12th Grade Civics

“…So long as the people do not care to exercise their freedom, those who wish to tyrannize will do so; for tyrants are active and ardent, and will devote themselves in the name of any number of gods, religious and otherwise, to put shackles upon sleeping men.”



The end is near! Kind of. The senior level study of civics will be broken into two classes – government and economics. As seniors it is an exciting time but don’t rush it; there is much to learn and prepare for. On the brink of full immersion into the adult world it is best to be informed. The role of citizen bears great burden and responsibility especially in a country like the United States. My hope is that throughout the semester we will develop a strong sense of our role in government, our rights, our responsibilities, and take a great leap forward towards understanding our own convictions – our strongest beliefs. There are more powerful issues to discuss than one half year allows us to so we will build a foundation and examine issues that matter to you.

Target Skills to Develop:

  • Writing – Expository writing, creating claims, justifying statements with factual evidence from texts.
  • Reading – Critical analysis, text coding and annotating.
  • Social studies literacy elements – Maps, tables, charts, graphs and diagrams.
  • Character – The mental and moral qualities of an individual. Tolerance and empathy will be developed through out study of human history including tragedies and great acts of kinds and sacrifice.

Methods of Instruction:

Throughout this year we will be exploring social studies through many forms. At the senior level, many of the lessons will be based on your inquiry into topics, revolve around discussion and debate, and critical analysis of a variety of texts that challenge you to question your own thoughts and the credibility, bias, and “facts” presented. Be prepared to work from bell to bell every day. Class begins and ends when dismissed.

Key Classroom Policies:

  1. Be respectful of everyone in the classroom (peers, aides, substitutes, guests, administrators, myself, and yourself as well)
  2. Come prepared.
  3. Go to the restroom between periods. You may sign out but if data shows you’re leaving “often” I will be forced to investigate the issue further.
  4. Don’t cheat! It’s just not worth it. If you’re honestly struggling, let me know, we will get through it together!

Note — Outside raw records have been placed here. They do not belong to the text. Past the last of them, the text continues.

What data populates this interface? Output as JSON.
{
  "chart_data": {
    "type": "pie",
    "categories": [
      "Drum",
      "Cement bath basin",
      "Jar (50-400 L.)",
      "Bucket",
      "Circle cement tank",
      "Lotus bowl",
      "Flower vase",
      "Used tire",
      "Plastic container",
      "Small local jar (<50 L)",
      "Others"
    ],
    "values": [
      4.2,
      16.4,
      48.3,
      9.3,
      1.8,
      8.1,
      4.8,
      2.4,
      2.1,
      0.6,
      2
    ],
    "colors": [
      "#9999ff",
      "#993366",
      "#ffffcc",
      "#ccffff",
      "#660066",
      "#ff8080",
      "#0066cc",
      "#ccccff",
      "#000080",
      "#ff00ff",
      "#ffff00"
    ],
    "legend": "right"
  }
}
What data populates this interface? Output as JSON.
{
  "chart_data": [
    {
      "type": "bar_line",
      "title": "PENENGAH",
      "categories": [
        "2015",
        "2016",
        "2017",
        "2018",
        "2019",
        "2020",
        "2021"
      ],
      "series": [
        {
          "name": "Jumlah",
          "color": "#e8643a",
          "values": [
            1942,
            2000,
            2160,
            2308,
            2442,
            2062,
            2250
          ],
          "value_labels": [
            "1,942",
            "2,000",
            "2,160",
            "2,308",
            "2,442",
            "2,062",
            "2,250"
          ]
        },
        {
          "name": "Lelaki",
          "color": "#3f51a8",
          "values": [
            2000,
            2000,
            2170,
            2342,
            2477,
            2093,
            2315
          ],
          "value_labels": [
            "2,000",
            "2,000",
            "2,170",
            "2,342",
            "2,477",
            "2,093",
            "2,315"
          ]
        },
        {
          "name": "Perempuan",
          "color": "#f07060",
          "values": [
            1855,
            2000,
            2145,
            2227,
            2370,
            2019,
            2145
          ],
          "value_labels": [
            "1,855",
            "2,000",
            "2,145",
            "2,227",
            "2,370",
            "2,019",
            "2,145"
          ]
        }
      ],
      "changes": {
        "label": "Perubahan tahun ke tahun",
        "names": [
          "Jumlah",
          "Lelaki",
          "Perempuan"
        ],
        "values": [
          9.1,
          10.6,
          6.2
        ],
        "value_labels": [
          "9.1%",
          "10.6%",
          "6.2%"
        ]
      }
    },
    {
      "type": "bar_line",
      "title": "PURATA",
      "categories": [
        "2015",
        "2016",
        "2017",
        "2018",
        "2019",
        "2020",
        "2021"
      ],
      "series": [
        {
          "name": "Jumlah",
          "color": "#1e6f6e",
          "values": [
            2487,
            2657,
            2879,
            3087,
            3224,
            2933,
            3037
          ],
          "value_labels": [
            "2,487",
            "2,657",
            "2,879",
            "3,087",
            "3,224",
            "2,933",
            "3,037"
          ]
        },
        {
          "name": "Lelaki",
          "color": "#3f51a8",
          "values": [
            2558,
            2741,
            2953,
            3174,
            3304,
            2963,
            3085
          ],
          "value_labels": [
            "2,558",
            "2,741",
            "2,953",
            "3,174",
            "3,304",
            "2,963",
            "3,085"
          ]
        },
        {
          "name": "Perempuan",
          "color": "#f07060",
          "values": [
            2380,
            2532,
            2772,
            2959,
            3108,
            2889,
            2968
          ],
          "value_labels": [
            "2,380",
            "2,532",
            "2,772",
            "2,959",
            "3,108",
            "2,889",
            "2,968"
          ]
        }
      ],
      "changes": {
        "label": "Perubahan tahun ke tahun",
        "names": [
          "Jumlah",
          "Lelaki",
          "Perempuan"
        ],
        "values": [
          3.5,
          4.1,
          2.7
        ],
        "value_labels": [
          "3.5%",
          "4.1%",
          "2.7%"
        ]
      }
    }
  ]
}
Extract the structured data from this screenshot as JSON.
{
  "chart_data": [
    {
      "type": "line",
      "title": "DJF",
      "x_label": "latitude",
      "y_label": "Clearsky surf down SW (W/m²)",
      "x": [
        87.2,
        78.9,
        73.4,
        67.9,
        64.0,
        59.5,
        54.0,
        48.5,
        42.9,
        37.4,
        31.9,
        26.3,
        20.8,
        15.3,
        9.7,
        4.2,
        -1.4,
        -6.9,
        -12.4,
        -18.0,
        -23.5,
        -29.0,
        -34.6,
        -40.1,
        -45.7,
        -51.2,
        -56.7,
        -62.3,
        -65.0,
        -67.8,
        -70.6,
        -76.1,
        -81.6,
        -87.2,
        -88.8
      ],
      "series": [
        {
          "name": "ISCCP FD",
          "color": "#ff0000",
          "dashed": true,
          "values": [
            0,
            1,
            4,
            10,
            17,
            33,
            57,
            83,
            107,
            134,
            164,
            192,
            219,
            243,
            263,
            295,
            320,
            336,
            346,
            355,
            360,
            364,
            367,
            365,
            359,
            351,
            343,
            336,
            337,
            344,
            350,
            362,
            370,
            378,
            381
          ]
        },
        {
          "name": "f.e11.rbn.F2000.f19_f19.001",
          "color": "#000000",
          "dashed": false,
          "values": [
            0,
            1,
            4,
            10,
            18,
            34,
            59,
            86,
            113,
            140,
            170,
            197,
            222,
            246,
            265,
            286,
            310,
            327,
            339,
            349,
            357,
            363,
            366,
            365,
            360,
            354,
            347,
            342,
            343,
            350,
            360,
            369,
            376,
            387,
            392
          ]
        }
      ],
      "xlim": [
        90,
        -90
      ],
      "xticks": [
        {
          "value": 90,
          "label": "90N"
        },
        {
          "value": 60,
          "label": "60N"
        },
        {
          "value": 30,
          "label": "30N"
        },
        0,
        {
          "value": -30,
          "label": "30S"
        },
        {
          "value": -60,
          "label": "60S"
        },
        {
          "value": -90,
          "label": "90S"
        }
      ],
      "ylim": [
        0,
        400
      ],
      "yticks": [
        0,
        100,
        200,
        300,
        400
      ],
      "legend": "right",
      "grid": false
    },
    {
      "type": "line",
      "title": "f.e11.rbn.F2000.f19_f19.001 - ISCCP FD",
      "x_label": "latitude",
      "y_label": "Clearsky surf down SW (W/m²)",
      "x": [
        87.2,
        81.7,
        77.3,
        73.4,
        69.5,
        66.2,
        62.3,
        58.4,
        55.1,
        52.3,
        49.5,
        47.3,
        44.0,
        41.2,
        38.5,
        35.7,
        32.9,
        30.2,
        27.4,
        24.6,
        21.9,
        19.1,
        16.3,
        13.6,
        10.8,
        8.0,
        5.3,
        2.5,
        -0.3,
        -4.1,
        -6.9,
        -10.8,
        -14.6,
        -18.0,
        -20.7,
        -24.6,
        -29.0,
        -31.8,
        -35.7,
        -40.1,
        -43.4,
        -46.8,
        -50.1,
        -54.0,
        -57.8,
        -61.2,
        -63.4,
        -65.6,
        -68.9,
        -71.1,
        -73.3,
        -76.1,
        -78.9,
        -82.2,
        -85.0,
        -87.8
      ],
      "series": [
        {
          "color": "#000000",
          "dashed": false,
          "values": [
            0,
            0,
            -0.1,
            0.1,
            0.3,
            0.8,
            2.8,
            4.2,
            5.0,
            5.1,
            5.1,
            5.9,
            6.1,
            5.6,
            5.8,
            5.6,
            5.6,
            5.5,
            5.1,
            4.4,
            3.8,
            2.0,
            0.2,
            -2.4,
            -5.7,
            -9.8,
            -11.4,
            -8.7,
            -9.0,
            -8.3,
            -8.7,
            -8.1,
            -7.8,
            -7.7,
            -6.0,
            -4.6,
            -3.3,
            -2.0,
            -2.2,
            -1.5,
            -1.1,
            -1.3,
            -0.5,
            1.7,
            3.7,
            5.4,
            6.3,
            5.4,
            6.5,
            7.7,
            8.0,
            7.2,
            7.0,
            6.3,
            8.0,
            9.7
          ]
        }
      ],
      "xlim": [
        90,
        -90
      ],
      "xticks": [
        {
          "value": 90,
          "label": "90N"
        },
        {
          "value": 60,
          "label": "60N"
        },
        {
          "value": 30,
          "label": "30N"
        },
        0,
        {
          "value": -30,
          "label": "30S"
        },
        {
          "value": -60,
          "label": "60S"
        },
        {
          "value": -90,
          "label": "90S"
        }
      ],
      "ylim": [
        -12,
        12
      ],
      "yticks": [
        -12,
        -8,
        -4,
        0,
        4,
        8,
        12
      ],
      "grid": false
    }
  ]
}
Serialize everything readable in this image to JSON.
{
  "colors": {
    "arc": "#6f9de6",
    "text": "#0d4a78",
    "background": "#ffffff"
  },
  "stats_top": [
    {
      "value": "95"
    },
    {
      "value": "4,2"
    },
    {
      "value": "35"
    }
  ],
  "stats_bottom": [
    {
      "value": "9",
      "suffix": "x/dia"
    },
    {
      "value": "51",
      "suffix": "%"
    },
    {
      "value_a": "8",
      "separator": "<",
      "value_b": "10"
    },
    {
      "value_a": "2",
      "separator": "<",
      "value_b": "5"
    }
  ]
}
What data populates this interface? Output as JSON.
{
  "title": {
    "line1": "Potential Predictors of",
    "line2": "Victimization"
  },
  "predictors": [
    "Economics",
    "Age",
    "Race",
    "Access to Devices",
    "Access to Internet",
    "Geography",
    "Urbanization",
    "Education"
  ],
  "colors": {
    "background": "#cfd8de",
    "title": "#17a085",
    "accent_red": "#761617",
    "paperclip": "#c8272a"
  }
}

Attendance and Make Up Work:

Students that are absent should do their best to contact me using the class website, email, or phone (call the school!) in effort to find out what assignments they are missing and where they can find the course materials. To begin the year, overdue work will be accepted with no penalties until the fifth late assignment is turned in. After the fifth assignment, overdue work will receive point deductions and ultimately result in phone calls home. This policy is under my discretion and extenuating circumstances are considered as they occur. While homework and content may be completed outside of class I believe the majority of learning comes from in class participation and group activities.

  • Chronic absenteeism will be reflected by the school’s policy.

Course Requirements:

The grading system used will follow the same schedule as noted in your student handbook as determined by the district.

The class will be graded on a 0-100 scale and assignments are weighted as shown below:

  • Exams: 15%
  • Current Events & Reading Journals: 20%
  • Papers: 25%
  • Projects: 20%
  • Homework: 20%

Academic Integrity:

Any plagiarism and/or academic dishonesty will be handled in accordance to the school handbook.

Please see me if you have any questions about academic dishonesty including plagiarism.

Course Resources:

Several supplemental resources for students can be found on the class website, ilovesocialstudies.com, to help improve literacy skills and organizational skills.

  • 2.5” binder, D-Ring
  • Binder dividers with labels
  • Loose leaf paper (college or wide ruled)
  • Black/Blue pens
  • Pencils (#2 and colored)
  • 2 Pocket folder
  • Composition Notebook

Final Thoughts:

The study of government is more than just politics. To shake your head and turn your back on domestic and global issues is too easy and leaves communities vulnerable. Being informed, sharing opinions, and standing up for what you believe in requires strength and courage – I hope to see it develop throughout the year.

“What, then, is the government? An intermediary body established between the subjects and the sovereign for their mutual communication, a body charged with the execution of the laws and the maintenance of freedom, both civil and political.”